Jason Terry seems to agree with KD (via Tracey Meyers of Full-Court Press): “‘Erick Dampier is what makes this team go. He’s the one we look for to seal our paint and he’s always guarding the toughest player every night. When he plays and coach leaves him out there a good amount of time, he’s productive. He was tremendous. It shows what we’re capable of doing as a team when we allow him to play. He was doing stuff tonight we haven’t seen in a long time: chasing Tony Parker off a three, scrambling around, playing Tim Duncan tough. If we have a presence like Damp to defend Chris Paul, we’ll be tough to beat.’”
For a more complete recap from someone who was actually able to watch the entire game, check out Graydon’s post at 48 Minutes of Hell. Of course it’s more about the Spurs than the Mavs, but what can you do.
No rest for the weary. Even after a hard-fought game against SanAn, the team needs to be looking forward to tonight. Chris Paul needs no introduction, and these Mavs should be fully aware of what the Hornets are capable of. But above all, it’s not just about beating the Hornets, it’s about beating a good team away from American Airlines Center.

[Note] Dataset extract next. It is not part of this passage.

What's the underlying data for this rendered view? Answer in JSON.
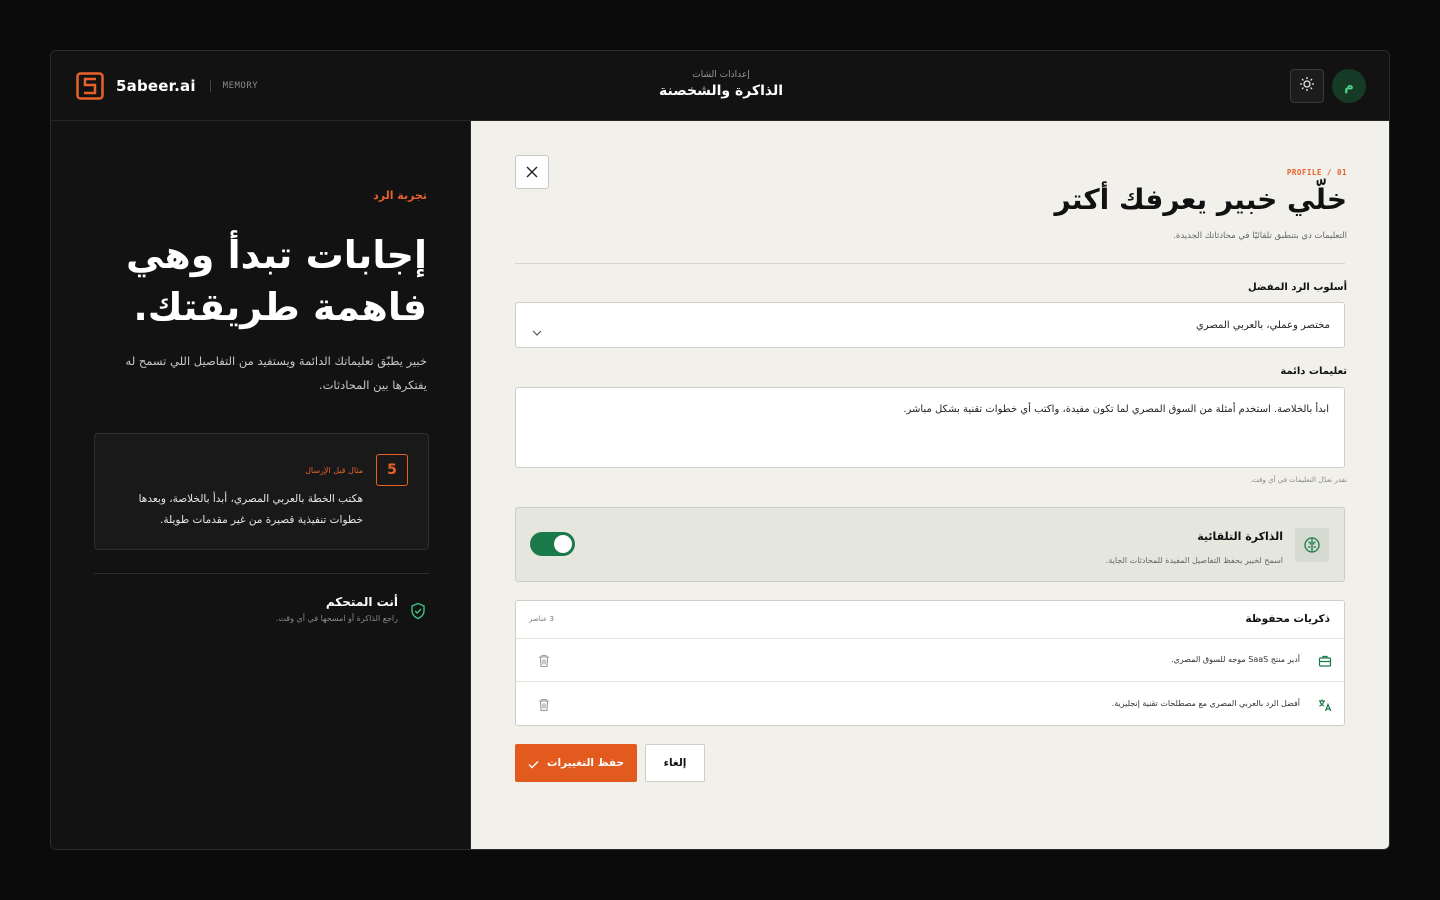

From David Moore of the Dallas Morning News: “The Mavericks haven’t beaten a Western Conference contender on the road since Christmas night. Can this erratic, veteran team show the same sense of desperation on the second night of a back-to-back? Can it keep pace with a younger, more athletic team on the road?” Here’s to hoping for two yeses.
Ryan Schwan of Hornets 24-7 makes a funny: “Kidd was still considered a good point guard last year. Then he met Paul in the playoffs. I think CP3 broke him.”

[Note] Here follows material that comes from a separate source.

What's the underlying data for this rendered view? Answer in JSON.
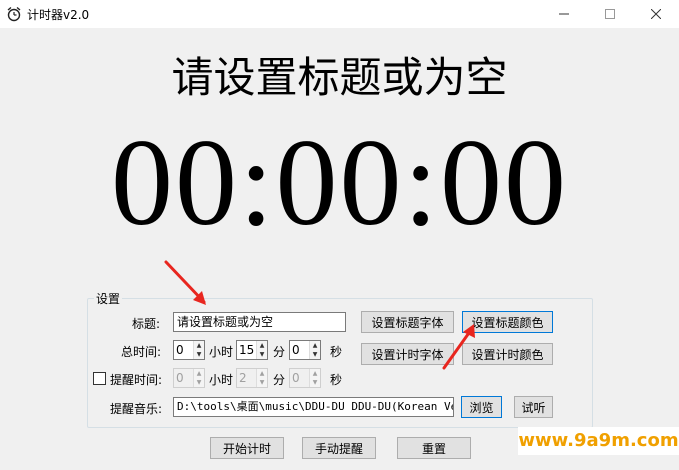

Mark Cuban’s motivational tactics worked…for one game, at least. Kidd, Dirk, Howard, and Dampier in particular all seemed much more motivated on both ends, and there was very little that could be described as ‘settling’ in any sense. There were defensive mistakes and breakdowns, and certainly some bad shots, but I was definitely pleased with the Mavs’ effort. Cuban, not that he really has to in the case of a successful manuever, explains his comments (via Jim Reeves of the Fort Worth Star-Telegram): “I just thought it was necessary, that’s all,” Cuban said, huffing and puffing on from his pre-game ritual on the Stairmaster. “Every team has a different type of air about it. I just thought they needed a kick in the ass…Sometimes pressure coming from multiple sources has a different impact, than just coming from somebody who’s here every day.’”
Dirk insists that Cuban’s call-out wasn’t as influential as we might like to believe. From Tim MacMahon of the DMN Mavs Blog: “‘I don’t know if everybody was aware that he said something,’ said Dirk, who had 24 points and 12 rebounds. ‘But, hey, we knew that was one we should have had. We didn’t need Cuban to tell us that we’re outta here if he didn’t play with more effort.’”
If you can’t tell already, the Dallas area MSM did an incredible job covering last night’s game. Several authors covering the game from nearly all conceivable angles. Kudos to everyone with the Morning News and Star-Telegram for their consistently good work, and on this night: great work.